Indeed, I'm doing some research into it and so far it seems a little difficult to even locate any formal record of its existence although waiting for council record to come through. It used to have a sign up hand painted saying KEEP OUT. PRIVATE but that has long gone. I'll report back when I have anything worthy but I sense some local sensitivities!


----------



## funnybunny5 (Feb 24, 2016)

MY last comment got removed, please accept me as a friend @Catweazle64 I'm a local explorer that knows this place


----------



## krela (Feb 25, 2016)

funnybunny5 said:


> MY last comment got removed, please accept me as a friend @Catweazle64 I'm a local explorer that knows this place



Curious, in your last post which got removed you didn't know where it was and was asking for details. If you know this place you can share your information with us all.


----------



## Dirus_Strictus (Feb 25, 2016)

Catweazle64 said:


> Indeed, I'm doing some research into it and so far it seems a little difficult to even locate any formal record of its existence although waiting for council record to come through.



HJ's comments about the shed could be a pointer to the original use of this dwelling, and why the records are somewhat lacking. This place was probably a smallholding that kept a few animals - the chimney in the shed was probably for a pig swill boiler. As I previously stated; rather common in the 20's and into the 30's as some ex military personnel struggled with civilian life, the coaches were delivered to the nearest siding and then dragged into the middle of no where. Ending up usually on what was farm land, very few raised the eyebrows of local authority - hence the very sparse records. There is usually a Railway Builder's Plate riveted on the underframe which will allow the original Rail Company to be found, if one can get at them - the original coach numbers will still be under the exterior paint no doubt, but will probably be difficult to find unless the light is right.

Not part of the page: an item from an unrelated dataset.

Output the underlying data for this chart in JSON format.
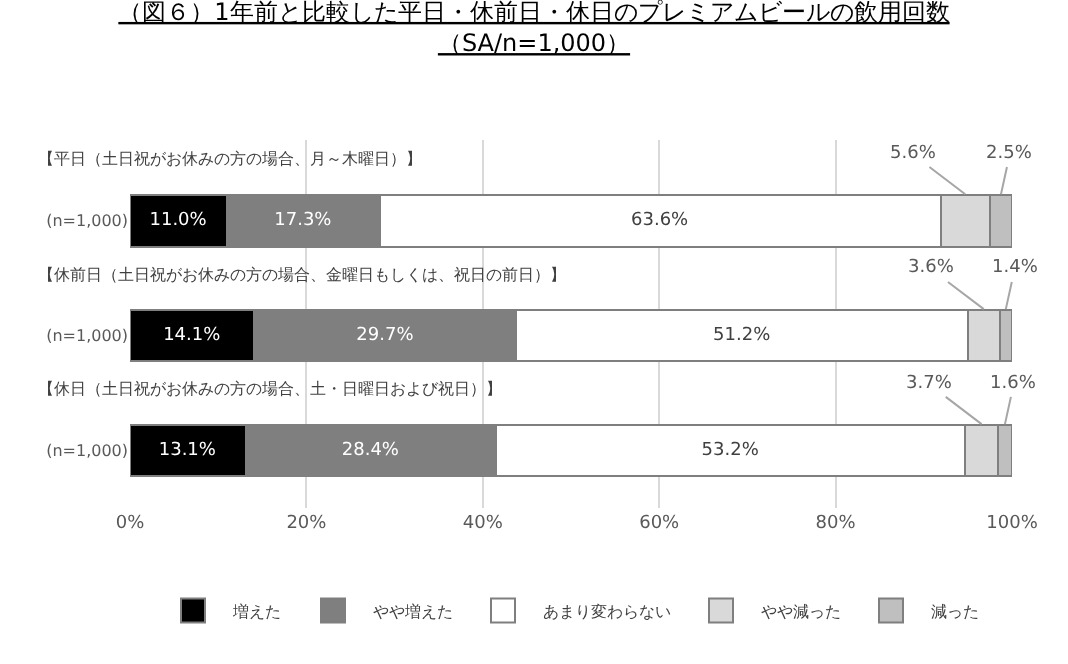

Interesting about the 'local sensitivity', I know of two similar locations where the structures were replaced by very large modern dwellings, without much planning hassle - a kind of 'squatter's rights' for old structures I suppose. Wonder if similar is going on here?


----------



## Catweazle64 (Feb 25, 2016)

Dirus, you could well be onto something although the current nearest rail line is several miles away and nothing I know of even used to come close. Interesting suggestion on the shed which is split into two the one with the chair is open but the one with the chimney appears locked although I suspect it has been more recently entered than the cottage has...curious


----------



## Catweazle64 (Feb 25, 2016)

For those interested I found this almost identical property (for rental incidentally)in Sussex. I almost thought it was the same place when I first saw it



category_2068_hallway-595x446 by Cat Weazle, on Flickr


A 'google' search reveal Dirus is correct in that they were used as a cheap alternative to standard homes in the 1900's then at some point after a stone/brick cottage was built around it. The one I found has water and electric too.


----------



## DiggerDen (Feb 25, 2016)

What a wonderful find. Love it.


----------



## Acguest (Mar 5, 2016)

Wow! What a unique place, thanks for sharing


----------



## Dirus_Strictus (Mar 5, 2016)

I suspect one might/could find similar structures around the old Kent Hop Fields. Years ago I came across a book that outlined the history of the pickers that annually left the old London slums for the picking season, and it contained references to the farmers providing 'lodgings' for the working families - it being normal for the whole family to go picking. This went on from 1900 to 1935 - the period covered by the book, but obviously has been going on for years, right up to the present day (picking but not perhaps the large scale movement of cash strapped labour from one community. However; I do not know when the large annual migrations into the Kent countryside to live on the growing fields stopped. Obviously the demolition of the slums would have played its part, as would a general improvement in work prospects into the 40's and beyond.


----------



## Bones out (Mar 5, 2016)

Thats a welcome first post indeed. I love it. Thank you.


----------